2. I assumed 10% margins for land shipments from Class I/Class II markets, on the assumption that because land travel was slower and more expensive, it would not be as efficient a market as sea travel. Historically this was true, of course, with price differentials within a sea market very smooth (like grain in the Mediterranean) but price differentials along a long caravan route much greater.

 

OK - thank you! I figured out where I went wrong.

Given a max 28-hex distance for land trade between two Class Is, I’m at around 1,403 GP/mo for the 40-wagon, close enough for me to feel I’m doing it right-ish.

That’s a two month trip (28 days of travel, 1 month in-market).

I am slowly stalking you through these merchant-related posts.

On the Class I market; with 20K families generating 900K stone of trade, that being 45 stone per family and therefore 101 GP of value.

That’s good, I match.

On the Class VI, I have 75 families generating 6400 stone of trade; being 85 stone per family and 192 GP of value.

That’s bad, I don’t match.

Assuming I’m not missing something obvious and/or getting to the 101GP mark on the Class I was not just complete circumstance doing by simple division:

If I were to make a baseless guess, I’d want to say that extra 92 GP in value is what’s supposed to be flowing up on the trade routes into the larger and larger settlements - peasants produce (can’t find the thread) ~12GP and keep 3, so there’s gonna be some overflow that the local market cannot absorb.

If that is the case, and there’s a difference between incoming and outgoing trade in a market, what is that difference? Is it just the value produced above the 100GP/urban family limit, or is it something else?

Is that 900K stone of trade generated out of the Class I 50%/50% incoming/outgoing, so it’s a maximum volume of trade? (whereas the Class VI would be more 25/75?)
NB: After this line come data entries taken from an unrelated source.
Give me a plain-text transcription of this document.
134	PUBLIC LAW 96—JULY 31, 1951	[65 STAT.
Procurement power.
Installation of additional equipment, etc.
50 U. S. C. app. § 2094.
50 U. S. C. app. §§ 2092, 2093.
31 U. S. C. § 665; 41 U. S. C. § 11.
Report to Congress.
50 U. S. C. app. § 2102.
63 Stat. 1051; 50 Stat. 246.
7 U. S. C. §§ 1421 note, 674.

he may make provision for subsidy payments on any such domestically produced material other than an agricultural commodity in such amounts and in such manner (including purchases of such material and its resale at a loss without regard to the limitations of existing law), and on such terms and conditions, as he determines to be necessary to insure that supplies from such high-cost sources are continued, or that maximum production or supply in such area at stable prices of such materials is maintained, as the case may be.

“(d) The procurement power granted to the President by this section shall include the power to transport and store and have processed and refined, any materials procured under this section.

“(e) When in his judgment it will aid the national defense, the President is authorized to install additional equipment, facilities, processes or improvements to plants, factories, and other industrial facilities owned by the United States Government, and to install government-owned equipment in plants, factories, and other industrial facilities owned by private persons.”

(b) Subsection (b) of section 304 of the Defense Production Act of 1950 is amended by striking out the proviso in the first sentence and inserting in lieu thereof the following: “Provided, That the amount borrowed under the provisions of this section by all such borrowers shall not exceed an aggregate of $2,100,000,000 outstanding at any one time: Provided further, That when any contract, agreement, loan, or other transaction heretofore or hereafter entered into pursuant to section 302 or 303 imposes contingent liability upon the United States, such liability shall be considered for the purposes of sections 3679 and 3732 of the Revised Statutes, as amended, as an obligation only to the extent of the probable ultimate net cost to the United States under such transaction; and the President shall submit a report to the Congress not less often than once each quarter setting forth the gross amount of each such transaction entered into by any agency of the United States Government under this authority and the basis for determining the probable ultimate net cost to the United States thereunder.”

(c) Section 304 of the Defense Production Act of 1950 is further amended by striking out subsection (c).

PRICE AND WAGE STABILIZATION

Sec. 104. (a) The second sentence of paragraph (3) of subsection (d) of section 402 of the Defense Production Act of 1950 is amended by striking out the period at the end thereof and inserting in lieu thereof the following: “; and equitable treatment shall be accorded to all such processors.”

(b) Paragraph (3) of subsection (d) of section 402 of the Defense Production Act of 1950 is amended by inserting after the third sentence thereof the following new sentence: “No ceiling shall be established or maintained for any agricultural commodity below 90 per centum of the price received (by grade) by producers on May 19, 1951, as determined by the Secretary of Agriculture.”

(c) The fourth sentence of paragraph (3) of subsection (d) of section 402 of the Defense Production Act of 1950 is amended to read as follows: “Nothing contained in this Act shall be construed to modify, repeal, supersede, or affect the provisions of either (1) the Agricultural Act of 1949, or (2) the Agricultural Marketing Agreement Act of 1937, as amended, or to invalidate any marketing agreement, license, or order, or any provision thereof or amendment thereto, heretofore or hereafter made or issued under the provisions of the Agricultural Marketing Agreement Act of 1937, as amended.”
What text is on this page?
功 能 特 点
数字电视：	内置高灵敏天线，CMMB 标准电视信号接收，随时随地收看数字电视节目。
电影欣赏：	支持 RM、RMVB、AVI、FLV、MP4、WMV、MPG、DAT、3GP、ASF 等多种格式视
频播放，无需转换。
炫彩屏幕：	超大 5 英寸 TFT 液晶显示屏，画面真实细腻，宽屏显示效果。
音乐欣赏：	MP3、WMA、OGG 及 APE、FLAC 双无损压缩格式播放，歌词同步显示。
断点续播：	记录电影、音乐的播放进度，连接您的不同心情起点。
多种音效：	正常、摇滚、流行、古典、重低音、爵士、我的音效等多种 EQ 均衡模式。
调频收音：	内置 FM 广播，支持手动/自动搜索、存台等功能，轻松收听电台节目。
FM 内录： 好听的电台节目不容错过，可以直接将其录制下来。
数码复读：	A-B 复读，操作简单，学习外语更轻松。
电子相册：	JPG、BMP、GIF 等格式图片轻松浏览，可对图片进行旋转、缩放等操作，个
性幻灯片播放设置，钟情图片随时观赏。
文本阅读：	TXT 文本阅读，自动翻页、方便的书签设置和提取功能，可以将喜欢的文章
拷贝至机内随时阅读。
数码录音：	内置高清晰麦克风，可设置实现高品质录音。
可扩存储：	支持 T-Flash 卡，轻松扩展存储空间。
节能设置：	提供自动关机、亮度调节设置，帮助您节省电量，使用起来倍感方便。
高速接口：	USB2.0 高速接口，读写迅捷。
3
Or is it 900K in, and 900K out?

I imagine those Large Sailing Ships are dropping off 30K in cargo and picking up a fresh 30K, so something has to account for it, unless what’s supposed to account for it is the next stop on the trade route - so that the “output” of any given market is predefined by the demanded inputs of all trade partners? Some sort of Schrodinger’s Supply that does not exist until it’s measured? (and by extension, if a market does not have enough partners to meet it’s demand, it goes without?)

I think I’ve derailed here somewhere, but I’mma gonna hit ‘Save’ anyway.

[Assumed Margins from Arbitage work at 5%]

What went into that assumption? That seems frighteningly low relative to my own experiences as a PC.